BHP Group Ltd expects demand for copper to more than double and demand for nickel to quadruple over the next 30 years under global emissions reduction targets consistent with the Paris agreement.

The supply gap turned into a gap.

On the supply side, Mr Snowden noted that the sharp drop in processing and refining costs reflected the poor performance of miners' supply, as evidenced by exports from Chile and Peru, which have not recovered as expected this year. According to Goldman Sachs Group's forecast, green-related demand will accelerate in the last five years of the decade, eventually generating nearly 5 million tons of additional demand.

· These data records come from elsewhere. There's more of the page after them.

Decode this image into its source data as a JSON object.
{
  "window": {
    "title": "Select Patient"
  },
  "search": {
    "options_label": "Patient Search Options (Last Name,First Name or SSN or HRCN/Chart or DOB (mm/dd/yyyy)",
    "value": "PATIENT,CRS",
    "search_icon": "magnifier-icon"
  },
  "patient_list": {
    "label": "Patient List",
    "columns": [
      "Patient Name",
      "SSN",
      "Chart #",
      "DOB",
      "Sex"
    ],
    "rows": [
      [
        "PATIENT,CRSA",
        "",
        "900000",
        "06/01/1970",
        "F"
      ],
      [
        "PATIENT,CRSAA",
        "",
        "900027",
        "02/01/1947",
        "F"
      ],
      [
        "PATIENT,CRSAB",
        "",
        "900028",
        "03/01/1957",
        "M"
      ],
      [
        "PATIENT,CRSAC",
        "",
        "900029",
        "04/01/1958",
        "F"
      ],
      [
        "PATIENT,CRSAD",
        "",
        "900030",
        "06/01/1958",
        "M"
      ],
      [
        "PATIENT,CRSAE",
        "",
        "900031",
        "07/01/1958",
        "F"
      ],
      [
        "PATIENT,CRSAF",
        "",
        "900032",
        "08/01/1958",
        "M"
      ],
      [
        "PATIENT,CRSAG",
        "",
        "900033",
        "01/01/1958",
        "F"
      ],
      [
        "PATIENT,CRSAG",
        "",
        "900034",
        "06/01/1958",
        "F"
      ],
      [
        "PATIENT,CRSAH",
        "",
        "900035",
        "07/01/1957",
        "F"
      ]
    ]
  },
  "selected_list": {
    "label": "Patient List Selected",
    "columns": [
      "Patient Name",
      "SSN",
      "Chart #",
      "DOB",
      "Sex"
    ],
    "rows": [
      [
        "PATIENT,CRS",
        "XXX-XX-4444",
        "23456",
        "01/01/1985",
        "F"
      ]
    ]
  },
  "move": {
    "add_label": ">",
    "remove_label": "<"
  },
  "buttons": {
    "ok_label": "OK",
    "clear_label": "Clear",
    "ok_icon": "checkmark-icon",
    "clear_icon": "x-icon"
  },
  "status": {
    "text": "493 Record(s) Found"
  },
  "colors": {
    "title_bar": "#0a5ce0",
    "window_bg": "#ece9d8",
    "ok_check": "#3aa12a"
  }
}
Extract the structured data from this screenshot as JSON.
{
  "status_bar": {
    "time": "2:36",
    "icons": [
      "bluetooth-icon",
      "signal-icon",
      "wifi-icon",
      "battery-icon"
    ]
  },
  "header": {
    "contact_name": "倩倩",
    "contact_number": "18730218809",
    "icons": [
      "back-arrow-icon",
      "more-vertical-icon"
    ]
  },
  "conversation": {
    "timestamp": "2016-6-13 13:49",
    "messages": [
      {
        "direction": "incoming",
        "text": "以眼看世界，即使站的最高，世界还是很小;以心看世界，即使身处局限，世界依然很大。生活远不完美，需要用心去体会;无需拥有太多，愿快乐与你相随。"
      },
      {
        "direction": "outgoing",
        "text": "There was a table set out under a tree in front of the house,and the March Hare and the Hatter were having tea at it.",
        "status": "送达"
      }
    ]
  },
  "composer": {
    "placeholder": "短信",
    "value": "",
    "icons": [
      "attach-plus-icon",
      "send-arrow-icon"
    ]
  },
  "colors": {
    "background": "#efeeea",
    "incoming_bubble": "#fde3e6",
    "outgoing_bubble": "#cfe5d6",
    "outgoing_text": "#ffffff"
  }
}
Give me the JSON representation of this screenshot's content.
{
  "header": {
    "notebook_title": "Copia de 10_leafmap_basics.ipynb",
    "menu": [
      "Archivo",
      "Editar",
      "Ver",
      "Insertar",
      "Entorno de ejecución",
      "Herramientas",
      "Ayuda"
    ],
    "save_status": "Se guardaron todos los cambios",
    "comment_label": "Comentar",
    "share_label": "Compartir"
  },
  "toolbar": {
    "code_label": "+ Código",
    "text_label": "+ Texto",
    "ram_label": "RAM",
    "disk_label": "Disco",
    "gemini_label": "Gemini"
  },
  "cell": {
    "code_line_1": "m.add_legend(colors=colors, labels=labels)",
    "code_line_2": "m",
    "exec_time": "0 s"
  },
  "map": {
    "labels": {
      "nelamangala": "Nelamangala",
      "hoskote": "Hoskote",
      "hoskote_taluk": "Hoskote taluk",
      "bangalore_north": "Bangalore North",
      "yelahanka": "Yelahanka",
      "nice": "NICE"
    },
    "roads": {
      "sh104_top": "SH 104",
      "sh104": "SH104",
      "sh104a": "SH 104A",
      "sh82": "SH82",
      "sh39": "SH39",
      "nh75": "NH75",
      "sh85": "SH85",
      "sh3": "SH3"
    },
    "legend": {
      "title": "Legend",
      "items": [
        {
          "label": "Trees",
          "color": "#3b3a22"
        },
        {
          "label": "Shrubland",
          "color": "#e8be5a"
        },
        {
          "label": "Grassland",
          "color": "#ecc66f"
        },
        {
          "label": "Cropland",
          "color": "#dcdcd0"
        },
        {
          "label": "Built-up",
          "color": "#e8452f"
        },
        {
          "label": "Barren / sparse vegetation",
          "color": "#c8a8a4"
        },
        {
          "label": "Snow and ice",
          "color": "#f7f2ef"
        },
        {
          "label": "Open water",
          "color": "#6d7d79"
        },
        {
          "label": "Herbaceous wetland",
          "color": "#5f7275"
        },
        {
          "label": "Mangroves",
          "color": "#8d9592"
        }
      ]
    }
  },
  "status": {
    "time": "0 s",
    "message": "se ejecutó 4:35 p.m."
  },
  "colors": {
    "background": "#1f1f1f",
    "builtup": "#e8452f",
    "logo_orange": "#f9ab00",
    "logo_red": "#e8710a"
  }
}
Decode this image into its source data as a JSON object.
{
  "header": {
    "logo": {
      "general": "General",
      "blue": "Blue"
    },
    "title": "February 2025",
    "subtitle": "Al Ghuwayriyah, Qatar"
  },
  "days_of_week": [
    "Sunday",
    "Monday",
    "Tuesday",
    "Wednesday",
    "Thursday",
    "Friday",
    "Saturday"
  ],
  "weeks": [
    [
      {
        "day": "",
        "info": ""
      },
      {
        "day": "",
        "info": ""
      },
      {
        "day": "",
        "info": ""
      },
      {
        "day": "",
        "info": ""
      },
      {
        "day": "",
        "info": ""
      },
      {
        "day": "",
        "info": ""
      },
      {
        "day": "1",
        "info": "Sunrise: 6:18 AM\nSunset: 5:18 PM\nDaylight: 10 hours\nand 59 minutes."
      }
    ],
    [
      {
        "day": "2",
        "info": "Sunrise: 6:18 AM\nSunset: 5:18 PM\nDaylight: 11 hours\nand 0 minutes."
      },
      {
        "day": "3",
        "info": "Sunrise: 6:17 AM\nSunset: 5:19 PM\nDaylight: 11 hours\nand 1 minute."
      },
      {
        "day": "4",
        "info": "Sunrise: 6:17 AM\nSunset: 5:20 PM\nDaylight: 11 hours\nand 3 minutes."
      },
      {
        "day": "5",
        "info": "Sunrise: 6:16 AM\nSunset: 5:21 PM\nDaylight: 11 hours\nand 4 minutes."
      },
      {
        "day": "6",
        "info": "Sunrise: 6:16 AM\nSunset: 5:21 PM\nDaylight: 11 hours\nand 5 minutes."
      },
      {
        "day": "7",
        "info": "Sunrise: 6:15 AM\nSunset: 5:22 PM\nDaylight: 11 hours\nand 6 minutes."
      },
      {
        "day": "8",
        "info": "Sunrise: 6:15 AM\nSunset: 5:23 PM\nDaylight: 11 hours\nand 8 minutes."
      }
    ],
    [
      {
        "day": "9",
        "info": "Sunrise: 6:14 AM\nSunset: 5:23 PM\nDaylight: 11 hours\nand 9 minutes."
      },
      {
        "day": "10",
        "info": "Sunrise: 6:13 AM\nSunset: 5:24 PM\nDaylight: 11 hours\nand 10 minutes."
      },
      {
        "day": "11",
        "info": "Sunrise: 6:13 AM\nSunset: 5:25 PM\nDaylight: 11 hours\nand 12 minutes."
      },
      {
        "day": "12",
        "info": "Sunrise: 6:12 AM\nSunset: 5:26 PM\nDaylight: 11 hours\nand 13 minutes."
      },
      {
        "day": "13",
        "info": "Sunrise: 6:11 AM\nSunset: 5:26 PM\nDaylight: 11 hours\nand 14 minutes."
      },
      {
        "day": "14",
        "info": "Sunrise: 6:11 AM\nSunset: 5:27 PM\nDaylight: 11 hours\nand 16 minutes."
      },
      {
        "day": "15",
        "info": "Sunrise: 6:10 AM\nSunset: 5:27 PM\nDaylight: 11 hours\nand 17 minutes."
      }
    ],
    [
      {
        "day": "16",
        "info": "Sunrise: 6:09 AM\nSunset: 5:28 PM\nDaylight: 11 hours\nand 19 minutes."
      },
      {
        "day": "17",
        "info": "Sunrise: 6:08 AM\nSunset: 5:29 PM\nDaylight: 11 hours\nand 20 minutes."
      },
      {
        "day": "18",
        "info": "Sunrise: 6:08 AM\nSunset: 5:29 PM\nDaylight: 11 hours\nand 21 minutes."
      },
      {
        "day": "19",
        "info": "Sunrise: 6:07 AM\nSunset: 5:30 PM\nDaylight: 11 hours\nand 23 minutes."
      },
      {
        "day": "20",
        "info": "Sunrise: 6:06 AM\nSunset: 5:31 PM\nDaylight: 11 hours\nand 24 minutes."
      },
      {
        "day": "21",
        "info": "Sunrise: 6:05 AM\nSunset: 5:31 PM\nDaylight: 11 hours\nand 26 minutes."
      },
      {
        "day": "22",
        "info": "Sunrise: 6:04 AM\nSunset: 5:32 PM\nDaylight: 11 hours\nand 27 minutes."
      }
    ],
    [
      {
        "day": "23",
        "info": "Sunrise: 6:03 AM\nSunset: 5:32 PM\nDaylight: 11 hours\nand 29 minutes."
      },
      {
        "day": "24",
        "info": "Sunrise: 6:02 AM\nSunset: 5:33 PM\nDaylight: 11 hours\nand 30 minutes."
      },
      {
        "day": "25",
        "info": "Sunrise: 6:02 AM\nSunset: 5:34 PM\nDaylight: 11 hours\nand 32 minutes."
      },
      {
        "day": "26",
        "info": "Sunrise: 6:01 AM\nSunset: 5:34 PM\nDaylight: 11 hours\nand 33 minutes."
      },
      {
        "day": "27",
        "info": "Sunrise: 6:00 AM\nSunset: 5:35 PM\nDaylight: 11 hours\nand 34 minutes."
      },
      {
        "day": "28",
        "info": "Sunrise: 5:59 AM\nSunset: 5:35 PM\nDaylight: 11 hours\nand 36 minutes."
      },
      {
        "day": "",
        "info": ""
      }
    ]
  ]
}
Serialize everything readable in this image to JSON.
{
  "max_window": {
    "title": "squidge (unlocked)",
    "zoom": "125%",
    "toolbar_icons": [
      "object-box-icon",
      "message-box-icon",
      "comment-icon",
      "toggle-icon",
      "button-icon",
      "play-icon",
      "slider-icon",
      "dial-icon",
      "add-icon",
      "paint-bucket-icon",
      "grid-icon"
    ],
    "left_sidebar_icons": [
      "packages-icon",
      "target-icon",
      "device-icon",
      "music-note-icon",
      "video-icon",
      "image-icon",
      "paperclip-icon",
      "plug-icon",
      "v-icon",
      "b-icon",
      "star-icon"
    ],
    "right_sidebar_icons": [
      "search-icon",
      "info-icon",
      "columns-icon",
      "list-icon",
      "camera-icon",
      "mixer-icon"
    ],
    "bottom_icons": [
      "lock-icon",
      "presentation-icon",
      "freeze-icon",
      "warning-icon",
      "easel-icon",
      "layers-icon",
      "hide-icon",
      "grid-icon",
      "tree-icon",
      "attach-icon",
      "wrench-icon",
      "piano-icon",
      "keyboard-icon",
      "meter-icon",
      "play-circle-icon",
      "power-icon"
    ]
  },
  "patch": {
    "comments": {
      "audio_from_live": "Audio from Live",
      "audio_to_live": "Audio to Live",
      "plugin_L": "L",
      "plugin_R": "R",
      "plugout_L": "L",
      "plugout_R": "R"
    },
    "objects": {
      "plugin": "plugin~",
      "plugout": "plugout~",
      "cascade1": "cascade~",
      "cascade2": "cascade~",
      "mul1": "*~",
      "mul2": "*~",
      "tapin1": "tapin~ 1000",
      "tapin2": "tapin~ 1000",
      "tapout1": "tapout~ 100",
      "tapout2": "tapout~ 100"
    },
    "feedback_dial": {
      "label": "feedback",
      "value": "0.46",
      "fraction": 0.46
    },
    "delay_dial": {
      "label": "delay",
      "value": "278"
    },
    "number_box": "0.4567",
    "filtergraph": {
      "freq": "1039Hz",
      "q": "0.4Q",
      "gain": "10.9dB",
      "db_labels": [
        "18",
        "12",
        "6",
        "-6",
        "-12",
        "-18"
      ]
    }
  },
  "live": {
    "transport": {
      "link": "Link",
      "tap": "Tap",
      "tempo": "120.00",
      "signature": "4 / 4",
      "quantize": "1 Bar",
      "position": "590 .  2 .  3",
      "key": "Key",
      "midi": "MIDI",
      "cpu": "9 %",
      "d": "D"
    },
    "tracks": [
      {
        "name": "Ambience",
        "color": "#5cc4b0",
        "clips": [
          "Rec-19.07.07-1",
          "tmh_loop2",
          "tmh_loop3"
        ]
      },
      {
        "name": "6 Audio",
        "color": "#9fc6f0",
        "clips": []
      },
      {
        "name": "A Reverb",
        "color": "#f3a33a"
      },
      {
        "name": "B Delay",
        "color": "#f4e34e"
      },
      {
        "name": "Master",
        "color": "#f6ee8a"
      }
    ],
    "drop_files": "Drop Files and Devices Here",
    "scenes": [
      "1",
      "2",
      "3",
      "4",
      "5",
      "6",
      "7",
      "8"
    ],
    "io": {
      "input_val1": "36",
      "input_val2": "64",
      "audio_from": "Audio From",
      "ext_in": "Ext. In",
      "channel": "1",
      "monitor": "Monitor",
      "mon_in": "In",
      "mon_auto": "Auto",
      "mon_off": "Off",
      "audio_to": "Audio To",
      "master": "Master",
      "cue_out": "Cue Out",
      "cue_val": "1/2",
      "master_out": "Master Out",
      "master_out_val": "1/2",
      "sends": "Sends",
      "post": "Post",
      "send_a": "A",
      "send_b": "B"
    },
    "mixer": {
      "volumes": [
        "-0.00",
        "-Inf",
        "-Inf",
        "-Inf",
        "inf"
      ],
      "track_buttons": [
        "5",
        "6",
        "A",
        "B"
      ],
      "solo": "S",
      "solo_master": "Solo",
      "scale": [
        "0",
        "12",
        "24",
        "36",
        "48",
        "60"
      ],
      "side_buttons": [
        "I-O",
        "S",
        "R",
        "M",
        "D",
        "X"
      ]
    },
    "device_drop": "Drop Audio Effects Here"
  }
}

Compared with the peak in global mine supply since 2024, these fundamentals will emerge: "by the end of the decade, a record long-term supply gap must be addressed by investing in new mine capacity," Mr Snowden said. "

Over the past few years, the long-term supply gap has indeed widened, with the current supply gap of 8 million tons almost double what it was during the last bull market in the 2000s and early 2010s. "this can only be solved by higher prices stimulating investment in new supplies," Snowden said. "

Goldman Sachs Group called copper a new oil, and copper prices rose.

Goldman Sachs Group expects copper prices to average $11000 a tonne over the next 12 months. The price of copper could rise 66 per cent to $15000 a tonne by 2025, Goldman Sachs Group said in a report entitled "Copper is the new oil". Goldman Sachs Group also predicts that demand for copper will increase nine-fold to 8.7 million tons by 2030. If this process slows, demand will still soar to 5.4 million tonnes, an increase of nearly 600 per cent.

On Thursday, Meijing copper futures rose to $4.1815 a pound, an one-month high. The main contract of Shanghai Copper broke through yesterday's one-month high, rising to 68110 at one time.